L’art en plein air déconfine les imaginaires

Expo • La triennale de sculpture contemporaine Bex & Arts rassemble 34 artistes qui ont été invités à explorer la thématique «Industria». Zoom sur deux démarches artistiques foisonnantes d’inventivité.

Une installation socio-artistique signée Jonathan Delachaux invente un monde fictif pour un exode bien réel. (Jacques Betant)

Le sujet fédérateur de cette édition est lié à la cité de Bex, lieu historique d’exploitation du sel, productrice de vin et de gypse. Le terme polysémique «Industria » caractérise depuis le XVIIIe siècle «la capacité à produire», pour toute forme d’activité y compris artistique. Les 34 artistes, actifs dans la sculpture monumentale, l’installation et le Land Art, illustrent ce thème selon divers angles d’approche.

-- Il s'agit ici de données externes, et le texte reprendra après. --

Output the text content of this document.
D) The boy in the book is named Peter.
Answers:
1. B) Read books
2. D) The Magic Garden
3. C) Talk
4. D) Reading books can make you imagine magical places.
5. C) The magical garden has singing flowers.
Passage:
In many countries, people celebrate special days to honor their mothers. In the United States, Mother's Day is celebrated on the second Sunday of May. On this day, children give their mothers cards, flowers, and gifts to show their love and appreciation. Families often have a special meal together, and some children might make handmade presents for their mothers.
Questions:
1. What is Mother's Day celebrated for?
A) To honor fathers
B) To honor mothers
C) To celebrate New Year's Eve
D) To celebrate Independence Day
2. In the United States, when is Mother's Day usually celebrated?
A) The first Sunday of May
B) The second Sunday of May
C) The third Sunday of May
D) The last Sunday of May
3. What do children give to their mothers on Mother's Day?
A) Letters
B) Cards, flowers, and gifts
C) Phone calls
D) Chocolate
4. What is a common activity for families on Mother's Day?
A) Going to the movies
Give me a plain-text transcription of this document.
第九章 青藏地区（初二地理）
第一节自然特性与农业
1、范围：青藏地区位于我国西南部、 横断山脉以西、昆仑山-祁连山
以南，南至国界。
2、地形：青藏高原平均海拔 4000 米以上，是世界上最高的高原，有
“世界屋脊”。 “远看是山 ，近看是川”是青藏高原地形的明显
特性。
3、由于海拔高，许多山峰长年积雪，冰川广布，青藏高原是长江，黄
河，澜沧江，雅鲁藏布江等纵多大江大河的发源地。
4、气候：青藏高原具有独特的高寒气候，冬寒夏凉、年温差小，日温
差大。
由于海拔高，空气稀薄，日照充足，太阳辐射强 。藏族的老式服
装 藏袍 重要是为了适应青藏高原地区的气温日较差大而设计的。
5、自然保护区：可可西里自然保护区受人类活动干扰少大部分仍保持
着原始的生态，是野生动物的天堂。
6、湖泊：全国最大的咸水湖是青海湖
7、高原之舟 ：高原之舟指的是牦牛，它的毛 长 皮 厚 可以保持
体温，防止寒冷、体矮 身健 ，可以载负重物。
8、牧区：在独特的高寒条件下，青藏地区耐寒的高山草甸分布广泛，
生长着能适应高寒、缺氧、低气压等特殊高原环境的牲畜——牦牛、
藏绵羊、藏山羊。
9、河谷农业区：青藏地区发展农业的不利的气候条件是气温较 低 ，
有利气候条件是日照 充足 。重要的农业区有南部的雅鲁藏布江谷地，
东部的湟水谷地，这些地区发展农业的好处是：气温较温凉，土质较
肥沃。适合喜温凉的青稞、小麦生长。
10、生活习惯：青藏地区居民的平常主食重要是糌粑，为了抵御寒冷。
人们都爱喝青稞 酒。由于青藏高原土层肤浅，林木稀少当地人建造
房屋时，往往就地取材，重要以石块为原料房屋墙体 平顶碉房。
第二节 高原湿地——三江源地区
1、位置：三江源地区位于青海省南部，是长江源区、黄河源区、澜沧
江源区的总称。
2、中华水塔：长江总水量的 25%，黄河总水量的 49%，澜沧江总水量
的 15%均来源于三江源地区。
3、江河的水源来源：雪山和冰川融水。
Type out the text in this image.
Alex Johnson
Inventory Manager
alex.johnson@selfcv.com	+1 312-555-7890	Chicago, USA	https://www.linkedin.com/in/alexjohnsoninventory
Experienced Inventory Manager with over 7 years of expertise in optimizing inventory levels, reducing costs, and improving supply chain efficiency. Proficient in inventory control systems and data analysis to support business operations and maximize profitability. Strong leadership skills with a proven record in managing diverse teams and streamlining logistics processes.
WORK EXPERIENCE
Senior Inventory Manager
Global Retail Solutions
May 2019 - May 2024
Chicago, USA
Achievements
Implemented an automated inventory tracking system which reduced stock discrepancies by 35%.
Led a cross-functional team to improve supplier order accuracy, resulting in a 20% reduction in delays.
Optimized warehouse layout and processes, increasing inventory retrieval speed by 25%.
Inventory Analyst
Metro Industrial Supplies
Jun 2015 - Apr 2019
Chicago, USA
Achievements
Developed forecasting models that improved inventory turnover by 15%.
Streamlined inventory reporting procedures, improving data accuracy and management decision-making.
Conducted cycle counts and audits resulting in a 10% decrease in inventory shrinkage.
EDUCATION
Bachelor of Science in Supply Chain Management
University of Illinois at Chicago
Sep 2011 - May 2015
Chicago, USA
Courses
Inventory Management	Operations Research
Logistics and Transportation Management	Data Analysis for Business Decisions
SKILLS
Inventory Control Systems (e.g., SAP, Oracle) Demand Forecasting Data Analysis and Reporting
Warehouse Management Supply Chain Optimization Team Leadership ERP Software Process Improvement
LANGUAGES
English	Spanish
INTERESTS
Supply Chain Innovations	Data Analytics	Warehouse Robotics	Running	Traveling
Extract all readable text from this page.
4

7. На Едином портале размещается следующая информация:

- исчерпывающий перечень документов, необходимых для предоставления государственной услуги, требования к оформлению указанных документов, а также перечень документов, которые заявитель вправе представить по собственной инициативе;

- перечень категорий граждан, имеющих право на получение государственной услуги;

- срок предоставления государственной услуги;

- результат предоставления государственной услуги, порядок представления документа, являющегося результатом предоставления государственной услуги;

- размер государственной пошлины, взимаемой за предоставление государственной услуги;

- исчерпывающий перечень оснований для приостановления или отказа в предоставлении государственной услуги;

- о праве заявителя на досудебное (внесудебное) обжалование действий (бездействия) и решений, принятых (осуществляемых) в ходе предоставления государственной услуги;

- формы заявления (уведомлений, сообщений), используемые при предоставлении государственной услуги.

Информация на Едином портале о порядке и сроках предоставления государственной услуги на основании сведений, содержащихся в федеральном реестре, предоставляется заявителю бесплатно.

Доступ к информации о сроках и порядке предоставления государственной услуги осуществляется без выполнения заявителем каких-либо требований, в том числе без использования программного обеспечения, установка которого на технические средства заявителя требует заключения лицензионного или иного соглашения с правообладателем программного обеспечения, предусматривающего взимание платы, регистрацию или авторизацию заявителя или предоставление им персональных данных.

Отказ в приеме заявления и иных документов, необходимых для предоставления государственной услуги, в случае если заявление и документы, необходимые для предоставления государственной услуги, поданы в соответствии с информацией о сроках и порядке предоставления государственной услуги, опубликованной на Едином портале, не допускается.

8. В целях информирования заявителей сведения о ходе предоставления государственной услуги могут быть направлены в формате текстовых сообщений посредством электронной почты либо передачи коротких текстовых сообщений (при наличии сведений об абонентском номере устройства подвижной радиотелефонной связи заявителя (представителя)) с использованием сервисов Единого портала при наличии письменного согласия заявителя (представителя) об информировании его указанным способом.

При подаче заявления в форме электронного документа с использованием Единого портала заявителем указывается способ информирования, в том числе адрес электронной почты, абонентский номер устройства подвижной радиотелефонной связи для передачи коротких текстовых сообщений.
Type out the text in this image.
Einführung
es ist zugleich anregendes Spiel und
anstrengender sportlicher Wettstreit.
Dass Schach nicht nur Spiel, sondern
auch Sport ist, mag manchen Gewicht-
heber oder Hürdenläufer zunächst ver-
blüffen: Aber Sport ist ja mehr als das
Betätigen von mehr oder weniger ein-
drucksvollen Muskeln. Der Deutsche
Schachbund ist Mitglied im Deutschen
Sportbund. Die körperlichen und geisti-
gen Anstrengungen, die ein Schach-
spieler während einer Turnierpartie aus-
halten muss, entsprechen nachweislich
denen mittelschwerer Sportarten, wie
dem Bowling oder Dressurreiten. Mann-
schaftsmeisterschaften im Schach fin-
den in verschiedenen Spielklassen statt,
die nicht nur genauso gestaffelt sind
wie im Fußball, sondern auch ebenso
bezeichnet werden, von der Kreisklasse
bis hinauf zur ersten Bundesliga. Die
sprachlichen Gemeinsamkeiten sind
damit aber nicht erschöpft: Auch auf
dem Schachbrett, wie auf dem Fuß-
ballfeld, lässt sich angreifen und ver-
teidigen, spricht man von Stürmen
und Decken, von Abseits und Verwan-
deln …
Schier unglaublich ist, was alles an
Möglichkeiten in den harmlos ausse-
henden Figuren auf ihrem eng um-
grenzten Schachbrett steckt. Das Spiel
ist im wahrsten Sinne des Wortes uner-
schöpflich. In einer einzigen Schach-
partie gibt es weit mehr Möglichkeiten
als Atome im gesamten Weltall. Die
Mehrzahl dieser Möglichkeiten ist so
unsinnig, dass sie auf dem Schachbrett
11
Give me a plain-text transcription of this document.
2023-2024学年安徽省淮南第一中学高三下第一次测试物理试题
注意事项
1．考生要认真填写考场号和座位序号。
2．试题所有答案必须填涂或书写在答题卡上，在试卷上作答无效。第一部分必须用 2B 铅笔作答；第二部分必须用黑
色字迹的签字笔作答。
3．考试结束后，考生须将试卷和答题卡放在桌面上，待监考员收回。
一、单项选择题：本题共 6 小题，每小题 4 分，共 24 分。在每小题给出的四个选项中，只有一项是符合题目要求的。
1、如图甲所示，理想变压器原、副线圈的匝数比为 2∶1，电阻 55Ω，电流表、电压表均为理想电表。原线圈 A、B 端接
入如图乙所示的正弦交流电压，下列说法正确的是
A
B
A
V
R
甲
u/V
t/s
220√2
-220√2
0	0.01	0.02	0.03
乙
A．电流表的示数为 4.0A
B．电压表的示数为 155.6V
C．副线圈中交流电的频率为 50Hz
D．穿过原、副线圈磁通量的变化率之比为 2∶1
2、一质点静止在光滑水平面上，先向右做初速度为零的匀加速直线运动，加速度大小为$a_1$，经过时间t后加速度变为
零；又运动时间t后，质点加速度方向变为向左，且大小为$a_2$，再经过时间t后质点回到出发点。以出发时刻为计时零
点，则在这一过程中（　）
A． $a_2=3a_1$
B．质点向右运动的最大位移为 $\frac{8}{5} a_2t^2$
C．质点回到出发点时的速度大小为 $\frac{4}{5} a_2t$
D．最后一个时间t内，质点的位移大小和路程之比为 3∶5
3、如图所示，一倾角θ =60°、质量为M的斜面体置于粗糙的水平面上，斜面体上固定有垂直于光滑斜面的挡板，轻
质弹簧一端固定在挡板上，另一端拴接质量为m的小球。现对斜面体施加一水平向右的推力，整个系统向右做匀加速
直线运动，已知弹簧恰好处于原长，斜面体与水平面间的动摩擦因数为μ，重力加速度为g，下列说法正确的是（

Prendre et donner à la Terre

Par son impressionnante création de Land Art (tendance de l’art contemporain utilisant le cadre et les matériaux de la nature) au titre poétique et métaphysique, Inverse, Eva Theytaz interroge le territoire, la terre-mère que l’on ponctionne et surexploite. Quitte à la scarifier encore en lui restituant si peu. L’acte de planter dans la terre une forme au goulot possiblement phallique peut troubler. Or, la bouteille vide se révèle aussi un contenant autrefois nourricier, un réceptacle changeant de couleur avec la progression du soleil. C’est pour l’artiste un geste éminemment simple que de rendre métaphoriquement à la terre qui a tant et trop nourri nos industries.

Ainsi son oeuvre interroge que l’être humain prend et (re)donne à la terre «en respectant la topographie inégale du terrain dans une surface non voulue mouvante». Elle peut figurer une étendue d’eau en verre planté reflétant le manque d’or bleu sur le site romantique du Parc de Szilassy. Ce radeau-continent fait de déchets à recycler est emblématique de l’empreinte écologique des activités humaines et industrieuses d’une planète dont les conditions vitales ne peuvent se dupliquer ailleurs. «C’est aussi le symbole d’une région viticole qui aime la terre et la chérit», précise Eva Theytaz.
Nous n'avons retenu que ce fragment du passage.